Although Vijaya has got to know Tom very well over the last five months, she would also like to meet new Diners in her area. She would like to meet other older people who would benefit from sharing one of her home cooked meals and getting to know a friendly neighbour.

Vijaya’s passion for the project is obvious. Although she is concerned about not being able to Cook for Tom forever, she trusts Casserole Club to locate new Cooks for Tom when she feels she is unable to share her food for him any longer.

Tom’s Casserole Club Story

Tom is a Casserole Club Diner. He lives alone in a flat in West Barnet where he shares a weekly meal with Vijaya, his current Casserole Club Cook.

Tom signed up to Casserole Club at a day centre he goes to twice a week. Although he likes to go to this centre, it’s opening hours have recently changed from five to two days a week. This means he spends more time in his flat than before:

Although he could go to another local day centre, he feels he may not fit in with people he doesn’t know. This means that his social group is getting smaller.

Tom has been sharing food with Vijaya since July and looks forward to his meal share every week. When she comes over they sit and chat about everything from his latest bingo game to what his family it up to over Christmas. Its clear to see that a friendship has started to grow though sharing a weekly meal:

“I rather like it. It’s just somebody to come over. It’s nice, it’s just what I wanted.”
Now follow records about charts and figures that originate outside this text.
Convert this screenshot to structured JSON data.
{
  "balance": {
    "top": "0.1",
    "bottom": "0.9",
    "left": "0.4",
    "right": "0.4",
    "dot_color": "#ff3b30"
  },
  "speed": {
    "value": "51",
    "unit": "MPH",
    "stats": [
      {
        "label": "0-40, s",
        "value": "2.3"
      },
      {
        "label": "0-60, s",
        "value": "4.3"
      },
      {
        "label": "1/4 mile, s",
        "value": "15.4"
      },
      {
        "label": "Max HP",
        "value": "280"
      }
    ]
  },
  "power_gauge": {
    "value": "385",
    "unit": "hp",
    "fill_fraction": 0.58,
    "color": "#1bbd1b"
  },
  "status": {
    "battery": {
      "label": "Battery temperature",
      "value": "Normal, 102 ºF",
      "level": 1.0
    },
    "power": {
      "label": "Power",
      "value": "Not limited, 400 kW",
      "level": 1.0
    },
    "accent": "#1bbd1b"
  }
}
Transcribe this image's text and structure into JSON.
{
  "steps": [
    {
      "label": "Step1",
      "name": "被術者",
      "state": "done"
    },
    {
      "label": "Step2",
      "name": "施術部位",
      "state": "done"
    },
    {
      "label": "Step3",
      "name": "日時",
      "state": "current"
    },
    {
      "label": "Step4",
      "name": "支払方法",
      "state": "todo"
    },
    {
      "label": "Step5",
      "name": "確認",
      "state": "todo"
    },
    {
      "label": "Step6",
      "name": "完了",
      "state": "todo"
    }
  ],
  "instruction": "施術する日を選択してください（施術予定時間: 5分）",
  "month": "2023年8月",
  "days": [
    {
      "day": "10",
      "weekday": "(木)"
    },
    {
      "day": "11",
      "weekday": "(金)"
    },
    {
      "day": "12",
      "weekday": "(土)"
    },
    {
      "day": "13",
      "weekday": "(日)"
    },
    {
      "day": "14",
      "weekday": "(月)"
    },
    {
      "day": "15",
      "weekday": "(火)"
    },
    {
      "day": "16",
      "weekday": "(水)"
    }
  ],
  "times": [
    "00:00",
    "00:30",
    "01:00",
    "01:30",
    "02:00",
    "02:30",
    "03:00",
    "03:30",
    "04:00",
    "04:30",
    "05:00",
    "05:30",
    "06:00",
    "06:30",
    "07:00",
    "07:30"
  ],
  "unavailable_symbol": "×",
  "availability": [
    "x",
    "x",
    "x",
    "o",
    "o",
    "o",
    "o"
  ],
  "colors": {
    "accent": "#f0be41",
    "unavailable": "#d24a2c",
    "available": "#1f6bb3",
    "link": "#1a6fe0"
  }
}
Being an avid bingo player, Tom likes to keep Vijaya updated with the latest bingo politics. Knowing this Vijaya has even offered to go and play soon with him.

Although Tom and Vijaya’s friendship has grown, he is still very grateful every week when she comes to visit him. Every time the matchmaking team speak to him after a meal share, he always has good things to say about his Cook.

Although Tom is still amazed that people would bother cooking for him, he now is able to see that the project is growing . He can see that local people do want to meet and get to know him over a home cooked meal.

Thanks to Tom and Vijaya for sharing their thoughts with us.